Figure 2. TGA curves for silk and silk-g-PMMA.
macromolecules and oxidation of carbon, respectively [1] . Two distinct mass loss processes can be observed in the TGA curve of silk-g-PMMA. The first weight loss stage was due to the least stable head to head linkage of grafted PMMA, which has been reported in previously published papers [19] [20] . When the temperature reached 290˚C, the grafted silk fiber underwent random scission degradation of the grafted PMMA, which began to thermally decompose. This temperature was 40˚C higher than that of unmodified silk fiber, which indicated that the thermal stability of the grafted silk fiber was improved.
Figure 3 presents the surface morphology of untreated silk (a) and silk-g-PMMA (b). Pure, untreated silk presents a clean and smooth surface and no obvious sediments and texture, while silk-g-PMMA exhibits a rough and uneven appearance. This demonstrated that MMA was successfully grafted onto the silk fiber. Using the SEM images, we concluded that the diameter of the pure silk fiber was approximately 12 μm, while the diameter of the grafted fiber was 16 μm. The increase in diameter was attributed to the grafted PMMA layer, which further demonstrated the success of the graft polymerization.

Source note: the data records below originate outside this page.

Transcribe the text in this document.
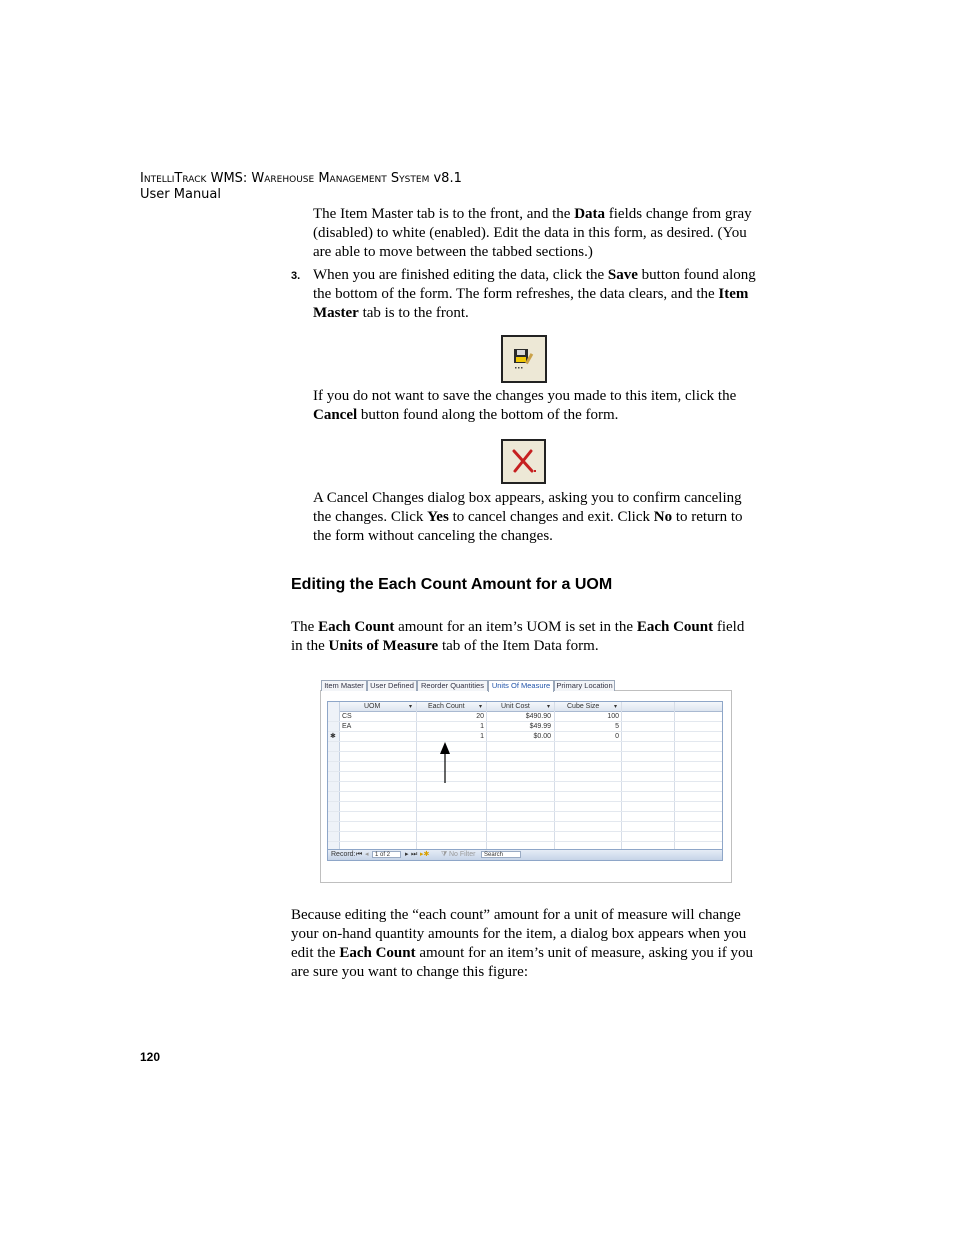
IntelliTrack WMS: Warehouse Management System v8.1
User Manual

The Item Master tab is to the front, and the Data fields change from gray (disabled) to white (enabled). Edit the data in this form, as desired. (You are able to move between the tabbed sections.)

3. When you are finished editing the data, click the Save button found along the bottom of the form. The form refreshes, the data clears, and the Item Master tab is to the front.

If you do not want to save the changes you made to this item, click the Cancel button found along the bottom of the form.

A Cancel Changes dialog box appears, asking you to confirm canceling the changes. Click Yes to cancel changes and exit. Click No to return to the form without canceling the changes.

Editing the Each Count Amount for a UOM

The Each Count amount for an item’s UOM is set in the Each Count field in the Units of Measure tab of the Item Data form.

Item Master User Defined Reorder Quantities	Units Of Measure Primary Location
UOM	▾ Each Count ▾	Unit Cost	▾ Cube Size ▾
CS	20	$490.90	100
EA	1	$49.99	5
✱	1	$0.00	0
Record: ⏮ ◂	1 of 2	▸ ⏭ ▸✱ ⧩ No Filter	Search

Because editing the “each count” amount for a unit of measure will change your on-hand quantity amounts for the item, a dialog box appears when you edit the Each Count amount for an item’s unit of measure, asking you if you are sure you want to change this figure:

120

Silk presents good dyeing performance, and its color is bright after dyeing. However, silk fiber exhibits poor color fastness performance and its color easily fades after washing. From Figure 4, we observed that the dyeing performance of silk fiber before and after grafting was good, and the dyed silk fiber presented brilliant blue color. Compared with the pure silk fiber, the grafted one was more easily dyed and exhibited superior dyeing performance. However, after ultrasonic washing and soaping, both silk fibers presented different degrees of fading. Comparing the fading degrees of silk fibers before and after grafting, we concluded that the silk-g-PMMA fiber exhibited better dyeing properties than pure silk, and grafting could improve the color fastness of silk fiber. This could be attributed to the grafted PMMA molecules filling in the amorphous areas of silk, which resulted in higher free volumes inside the amorphous areas [4] .
(a) (b)
Figure 3. Scanning electron microscopy images of (a) pure silk fiber; (b) poly(methyl methacrylate)-grafted silk featuring 97.6% weight gain.
Figure 4. Dyeability of pure and poly(methyl methacrylate)-grafted silk (silk-g-PMMA).
4. Conclusion
Graft polymerization of MMA onto silk fiber in an aqueous system using the Phen-DEZ complex as initiator was carried out, and the reaction presented high graft yield. The FTIR spectra confirmed the grafting of PMMA onto silk fiber. Moreover, the SEM images illustrated the changes in silk surface morphology before and after grafting. It was also found that the grafted silk presented higher thermal stability, better dyeability, as well as better color fastness than pure silk.